Essa conta já foi percebida por quem faz negócios. Em uma palestra recente, Marcello Brito, presidente do Conselho Diretor da Associação Brasileira do Agronegócio, alertou para o risco de restrições comerciais caso a imagem do Brasil lá fora continue se degradando. O tão sonhado acordo do Mercosul com a União Européia pode virar cinzas muito antes da floresta. Até a China, maior cliente do Brasil, deu seu recado. A China cada vez mais se posiciona como a líder global em tecnologias verdes. O governo chinês começou a combater as mudanças climáticas por interesse próprio. O órgão responsável por comprar do Brasil já alertou para cuidarmos das práticas sustentáveis na agricultura, sob pena de embargo. Como lá é uma ditadura, nem dá para dizer que foi alguma ONG que soprou maledicências nos ouvidos deles.

O risco não é apenas para o setor agrícola. Executivos de mineradoras que operam no Brasil relatam que os acionistas vêm expressando cada vez maior preocupação com o risco socioambiental de trabalhar num país onde os cuidados ambientais estão se degradando.

É claro que não precisa ser assim. Entre 2005 e 2015, o Brasil reduziu 70% do ritmo de desmatamento na Amazônia. Foi resultado de um mix de políticas públicas como a suspensão do crédito agrícola nos municípios campeões de destruição, melhora na fiscalização e no monitoramento, criação de unidades de uso sustentável em áreas críticas como as margem da BR 163, a Cuiabá-Santarém. Sabe qual foi o impacto da redução no desmatamento para a produção agrícola do país? Nenhum. Ao contrário: nesse período, o Brasil bateu recordes sucessivos de produção e de exportação, também de geração de emprego e de crescimento econômico. E de redução da pobreza e da fome. Além disso, o Brasil ganhou reconhecimento internacional. Teve acesso à doação de bilhões de euros da Europa em programas de geração de empregos sustentáveis no Fundo Amazônia, com recursos para os governos estaduais, municipais e federais. O Brasil virou uma das grandes potências diplomáticas nas negociações dos acordos do clima, sob o guarda-chuva da ONU, que incluem não só metas mas também investimentos em obras de adaptação às mudanças climáticas e transferências de tecnologia.

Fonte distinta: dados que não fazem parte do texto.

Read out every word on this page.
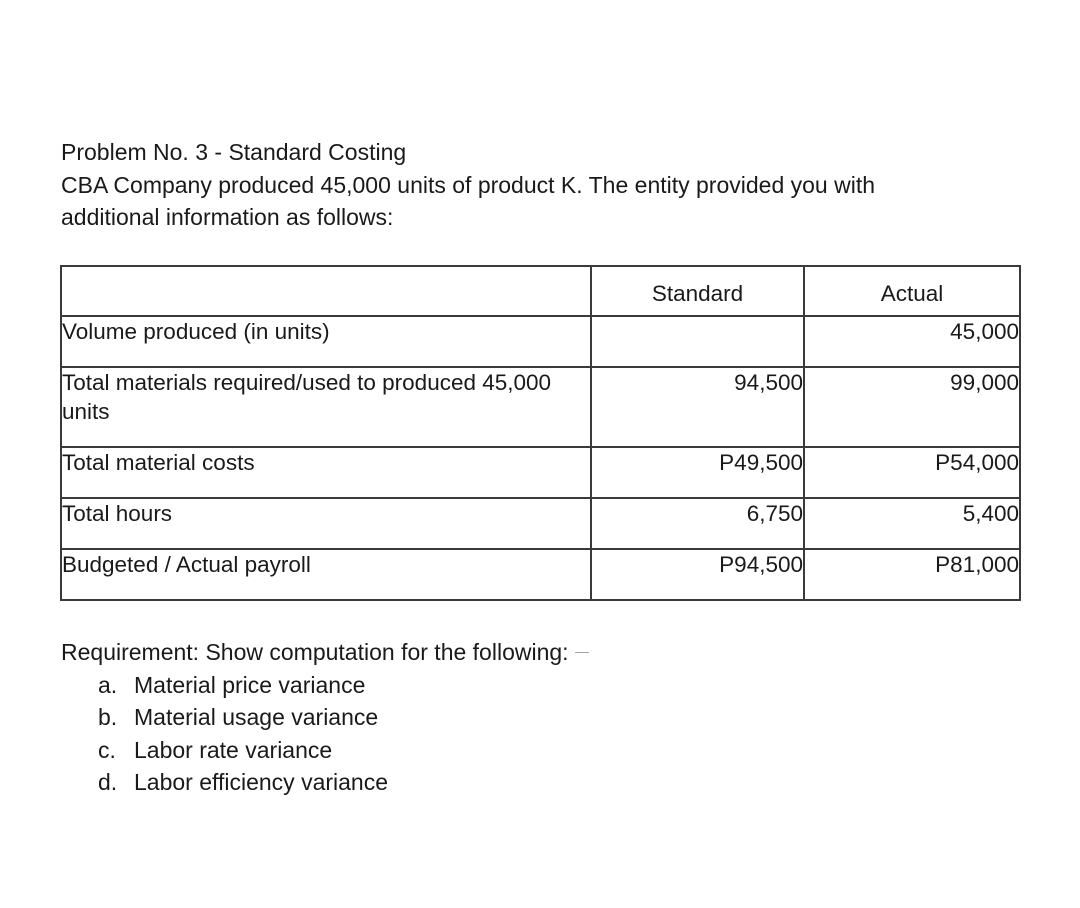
Problem No. 3 - Standard Costing
CBA Company produced 45,000 units of product K. The entity provided you with
additional information as follows:
	Standard	Actual
Volume produced (in units)		45,000
Total materials required/used to produced 45,000 units	94,500	99,000
Total material costs	P49,500	P54,000
Total hours	6,750	5,400
Budgeted / Actual payroll	P94,500	P81,000
Requirement: Show computation for the following:
a. Material price variance
b. Material usage variance
c. Labor rate variance
d. Labor efficiency variance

O passo seguinte nesse círculo virtuoso seria buscarmos os pagamentos por serviços ambientais. O Brasil tem tudo para ser um dos grandes beneficiários dos recursos destinados para premiar quem conserva o carbono na terra. Empresas como a Permian Global captam investimentos para compensar a conservação de florestas. Há outras frentes mais ambiciosas. Novas empresas estão se organizando para remunerar os agricultores que, por meio de boas técnicas, preservam a integridade do solo e aumentam o acúmulo de carbono embaixo da terra. Uma delas, a americana Indigo, está montando um mercado internacional para pagar aos agricultores que estocam carbono no solo.

Isso sem falar nos produtos da floresta em pé. Um potencial econômico que mal começamos a explorar. A floresta preservada no Pará e na Bahia tornam o Brasil um dos maiores produtores mundiais de cacau. Se a destruição ambiental deixa um gosto amargo na boca, a preservação é doce como um chocolate.

É esse tipo de benefício que precisamos buscar. A experiência recente do Brasil mostrou que somos capazes de ser os heróis da luta global pelo clima. Mas heróis não abandonam a luta.

Este artigo foi originalmente publicado na coluna Ideias Renováveis da revista Exame.